Naturally, this would slow down investment in the blockchain space. But it’s also grating on a more fundamental level. The whole point of decentralization is to get rid of gatekeepers, particularly in finance. Now that dream is in jeopardy.
Or so we think.
Investors are overreacting, in my humble opinion. Yes, the SEC has “dozens” of ongoing investigations. Yes, the SEC is narrowing the definition of a utility token. Yes, exchanges will probably have to register with the government. (Source: “SEC Working on ‘Dozens’ of Cryptocurrency Probes, Official Says,” Bloomberg, March 15, 2018.)
But no, that doesn’t mean you should run for the hills. Here’s why.
Does anyone truly believe the cryptocurrency space was scam-free? There are 1,565 cryptocurrencies listed on CoinMarketCap.com. How many were there a year ago? Half that amount, at most.
This rapid growth almost assuredly came with dozens of suspicious tokens. So why are we surprised to see dozens of ongoing investigations?
Second, labeling ICOs as “securities” is not a death sentence for the industry.
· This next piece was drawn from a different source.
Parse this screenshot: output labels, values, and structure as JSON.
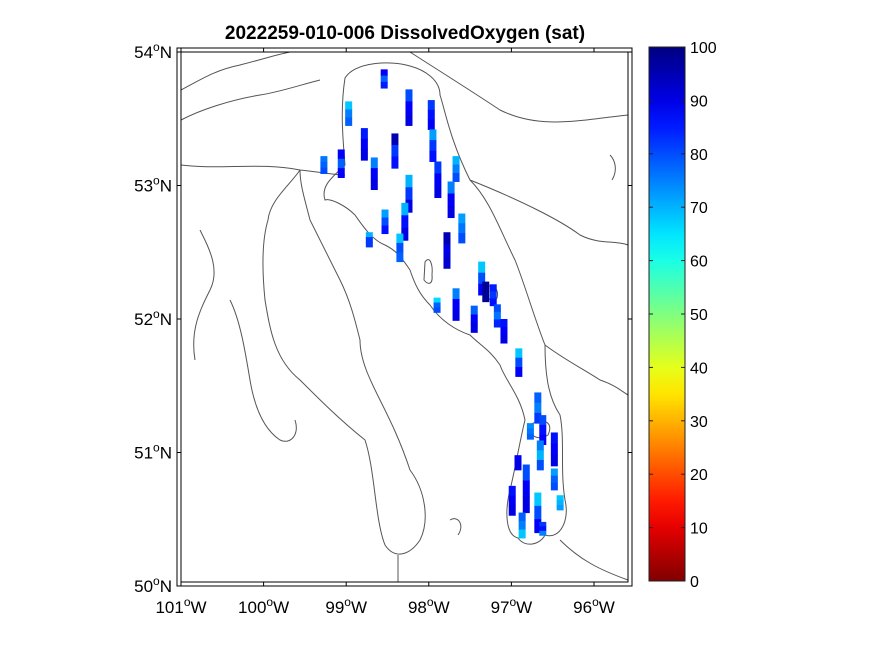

Think of “Kickstarter,” “Indiegogo,” “Angellist,” and other crowd-sourcing platforms. Many of these platforms allow retail investors to buy equity in startups, albeit with a handful of restrictions. Maybe ICOs will receive a similar treatment. (Source: “Updated: Crowdfunding and the JOBS Act: What Investors Should Know,” Financial Industry Regulatory Authority, May 17, 2017.)
The SEC was forced to implement new crowd-sourcing rules under the authority of Title III of the JOBS Act. It’s unlikely that they will simply ignore those precedents when trying to regulate ICOs, so I wouldn’t lose hope just yet.
Sure, exchanges may have to register with the SEC in order to minimize fraudulent behavior, but that’s a small price to pay for the continued existence of blockchain startups. I’m pretty optimistic, actually.
It’s hard for me to believe that the market is accurately pricing ETH and its peers. So I still believe that our $1,500 Ethereum price forecast for Q2 is reasonable and within reach. And as such, I will leave that price target unchanged for the moment.